This issue isn’t exclusive to WaveLab but I guarantee this will solve your problem, it’s how I render every montage, overlaps or not, just to be safe. You don’t have to do any micro-fades or anything weird. I don’t think you have a zero crossing issue. While zero crossings are ideal for when skipping to a track, you can put the track ID in the middle of the biggest kick drum ever and avoid a glitch when played straight through if rendered properly.
When you’re happy with the sound, marker placement etc, render the Whole Montage as one long file to lock in all plugin processing. I personally save it as a floating point WAV to account for additional sample rate conversion and other flexibilities but either way, render the Whole Montage as a single file.
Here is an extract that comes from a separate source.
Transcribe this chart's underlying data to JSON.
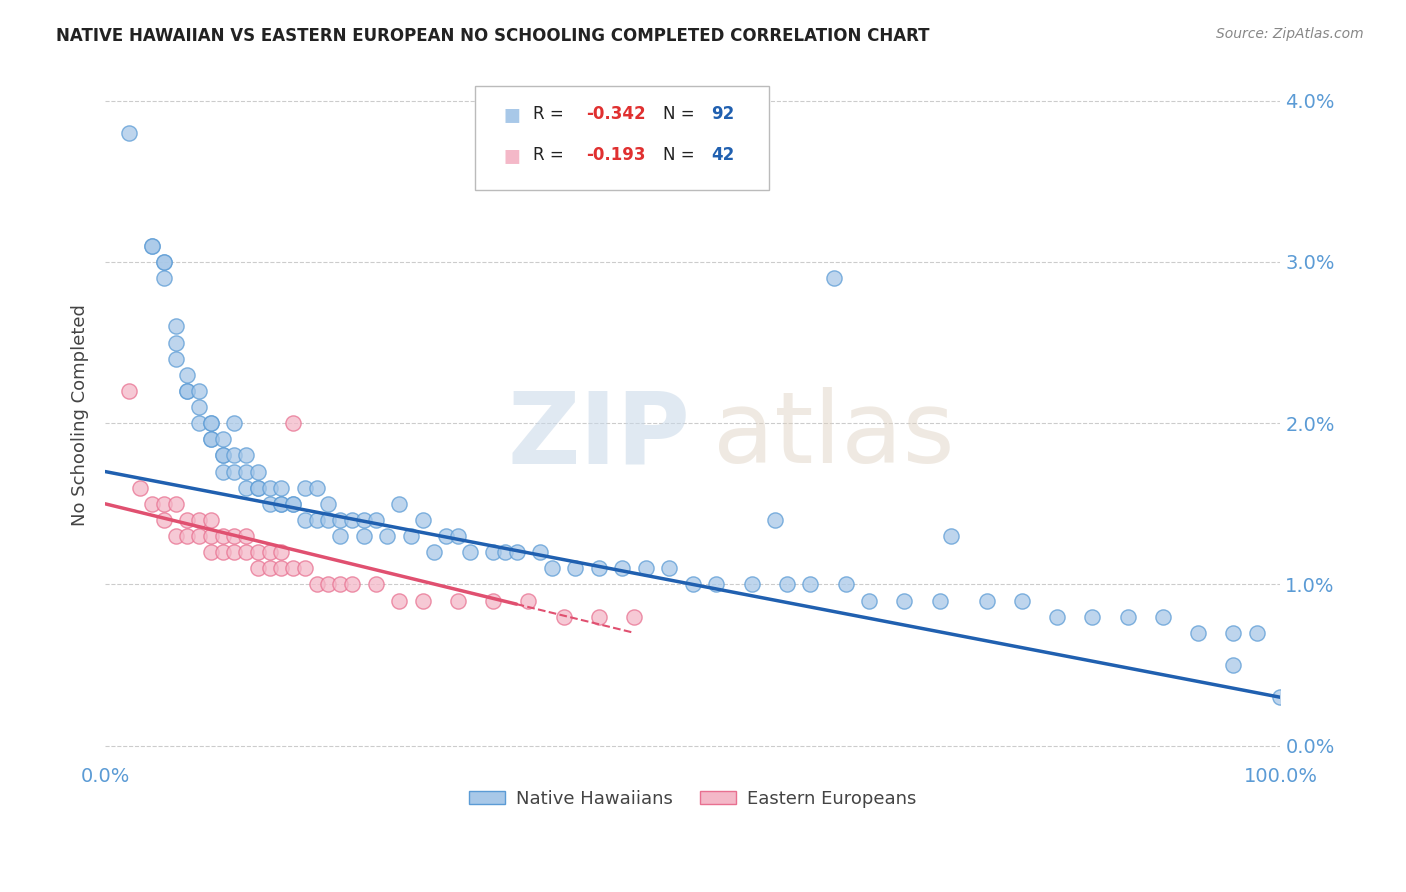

There are render options that will create a montage from the resulting file, and copy over all the markers, CD-Text, etc. Everything is the same as the source montage, but the processing is locked in so no plugins (other than dither) are needed.
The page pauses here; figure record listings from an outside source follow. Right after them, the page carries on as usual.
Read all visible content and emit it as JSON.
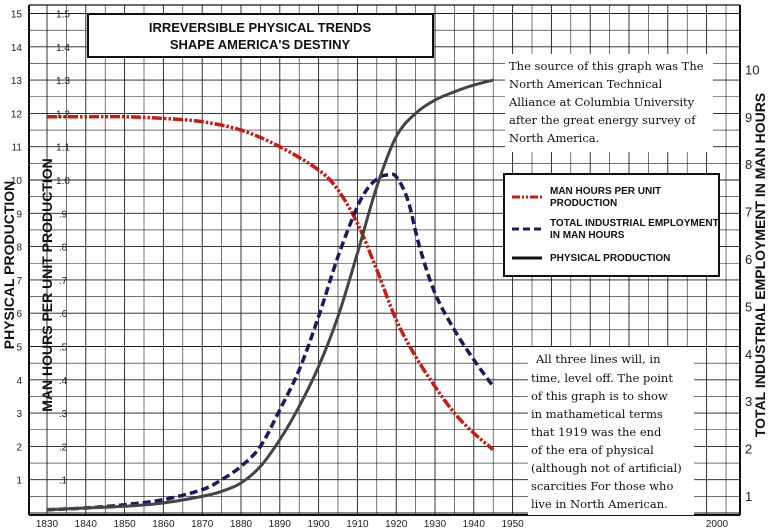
{
  "chart_data": {
    "type": "line",
    "title_lines": [
      "IRREVERSIBLE PHYSICAL TRENDS",
      "SHAPE AMERICA'S DESTINY"
    ],
    "ylabel_left_outer": "PHYSICAL PRODUCTION",
    "ylabel_left_inner": "MAN HOURS PER UNIT PRODUCTION",
    "ylabel_right": "TOTAL INDUSTRIAL EMPLOYMENT IN MAN HOURS",
    "x_ticks": [
      "1830",
      "1840",
      "1850",
      "1860",
      "1870",
      "1880",
      "1890",
      "1900",
      "1910",
      "1920",
      "1930",
      "1940",
      "1950",
      "2000"
    ],
    "y_left_ticks": [
      "1",
      "2",
      "3",
      "4",
      "5",
      "6",
      "7",
      "8",
      "9",
      "10",
      "11",
      "12",
      "13",
      "14",
      "15"
    ],
    "y_inner_ticks": [
      ".1",
      ".2",
      ".3",
      ".4",
      ".5",
      ".6",
      ".7",
      ".8",
      ".9",
      "1.0",
      "1.1",
      "1.2",
      "1.3",
      "1.4",
      "1.5"
    ],
    "y_right_ticks": [
      "1",
      "2",
      "3",
      "4",
      "5",
      "6",
      "7",
      "8",
      "9",
      "10"
    ],
    "xlim": [
      1828,
      1950
    ],
    "ylim": [
      0,
      15.5
    ],
    "legend": {
      "position": "right",
      "entries": [
        {
          "line1": "MAN HOURS PER UNIT",
          "line2": "PRODUCTION",
          "color": "#cc1a10",
          "style": "dash-dot"
        },
        {
          "line1": "TOTAL INDUSTRIAL EMPLOYMENT",
          "line2": "IN MAN HOURS",
          "color": "#1a1a5e",
          "style": "dashed"
        },
        {
          "line1": "PHYSICAL PRODUCTION",
          "line2": "",
          "color": "#444444",
          "style": "solid"
        }
      ]
    },
    "series": [
      {
        "key": "man_hours",
        "color": "#cc1a10",
        "style": "dash-dot",
        "x": [
          1830,
          1840,
          1850,
          1860,
          1870,
          1880,
          1890,
          1900,
          1905,
          1910,
          1915,
          1920,
          1925,
          1930,
          1935,
          1940,
          1945
        ],
        "y": [
          11.9,
          11.9,
          11.9,
          11.85,
          11.75,
          11.5,
          11.0,
          10.3,
          9.7,
          8.7,
          7.3,
          5.8,
          4.7,
          3.8,
          3.0,
          2.4,
          1.9
        ]
      },
      {
        "key": "employment",
        "color": "#1a1a5e",
        "style": "dashed",
        "x": [
          1830,
          1840,
          1850,
          1860,
          1870,
          1875,
          1880,
          1885,
          1890,
          1895,
          1900,
          1905,
          1910,
          1913,
          1916,
          1918,
          1920,
          1923,
          1926,
          1930,
          1935,
          1940,
          1945
        ],
        "y": [
          0.1,
          0.15,
          0.25,
          0.4,
          0.7,
          1.0,
          1.4,
          2.0,
          3.1,
          4.3,
          5.9,
          7.7,
          9.2,
          9.8,
          10.1,
          10.15,
          10.1,
          9.4,
          8.0,
          6.6,
          5.5,
          4.6,
          3.8
        ]
      },
      {
        "key": "production",
        "color": "#444444",
        "style": "solid",
        "x": [
          1830,
          1840,
          1850,
          1860,
          1870,
          1875,
          1880,
          1885,
          1890,
          1895,
          1900,
          1905,
          1910,
          1915,
          1920,
          1925,
          1930,
          1935,
          1940,
          1945
        ],
        "y": [
          0.1,
          0.15,
          0.2,
          0.3,
          0.5,
          0.65,
          0.9,
          1.4,
          2.2,
          3.2,
          4.4,
          5.9,
          7.8,
          9.8,
          11.3,
          12.0,
          12.4,
          12.65,
          12.85,
          13.0
        ]
      }
    ],
    "annotations": [
      {
        "key": "source_note",
        "lines": [
          "The source of this graph was The",
          "North American Technical",
          "Alliance at Columbia University",
          "after the great energy survey of",
          "North America."
        ]
      },
      {
        "key": "summary_note",
        "lines": [
          "All three lines will, in",
          "time, level off. The point",
          "of this graph is to show",
          "in mathametical terms",
          "that 1919 was the end",
          "of the era of physical",
          "(although not of  artificial)",
          "scarcities  For those who",
          "live in North American."
        ]
      }
    ]
  }
}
From here, you can render seamless WAVs of each CD Track. I can even do this with a dither plugin inserted, I’m guessing because it’s less CPU demeaning than a limiter.
What I can’t account for is if you’re using the Resampler in the global master section but as long as there are no plugins involved with the track by track render, it should be OK. Even Goodhertz Good Dither is OK to use here.
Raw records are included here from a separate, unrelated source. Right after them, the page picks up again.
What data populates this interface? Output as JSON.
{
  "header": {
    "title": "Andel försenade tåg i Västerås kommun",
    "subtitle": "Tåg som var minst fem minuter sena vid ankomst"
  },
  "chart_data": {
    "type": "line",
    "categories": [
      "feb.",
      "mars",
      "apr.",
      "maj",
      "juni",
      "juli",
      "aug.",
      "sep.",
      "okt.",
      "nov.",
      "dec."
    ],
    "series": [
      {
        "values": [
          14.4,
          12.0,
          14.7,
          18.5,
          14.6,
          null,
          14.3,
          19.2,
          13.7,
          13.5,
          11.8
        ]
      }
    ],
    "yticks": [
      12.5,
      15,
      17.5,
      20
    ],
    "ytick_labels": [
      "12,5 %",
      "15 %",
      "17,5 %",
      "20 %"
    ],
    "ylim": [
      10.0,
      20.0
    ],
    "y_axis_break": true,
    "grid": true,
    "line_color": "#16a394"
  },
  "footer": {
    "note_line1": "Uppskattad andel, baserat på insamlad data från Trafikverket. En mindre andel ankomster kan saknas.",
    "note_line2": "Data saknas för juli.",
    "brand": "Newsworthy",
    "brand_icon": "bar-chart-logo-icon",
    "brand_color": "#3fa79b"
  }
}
If you do need to get to a lower sample rate, I suggest using an external program to downsample the continuous render with the processing locked in, resample to the desired sample rate, use the Custom Montage Copy feature to create a new montage from the resampled file, and all is good.
How I double check for gapless/seamless WAV rendering is to make a new montage, load in the WAVs with 0 seconds spacing between them, and play the files. If you don’t hear a tick or pop as it plays from one WAV to the next, all is good.
Let me know if any clues in there help to get it sorted out.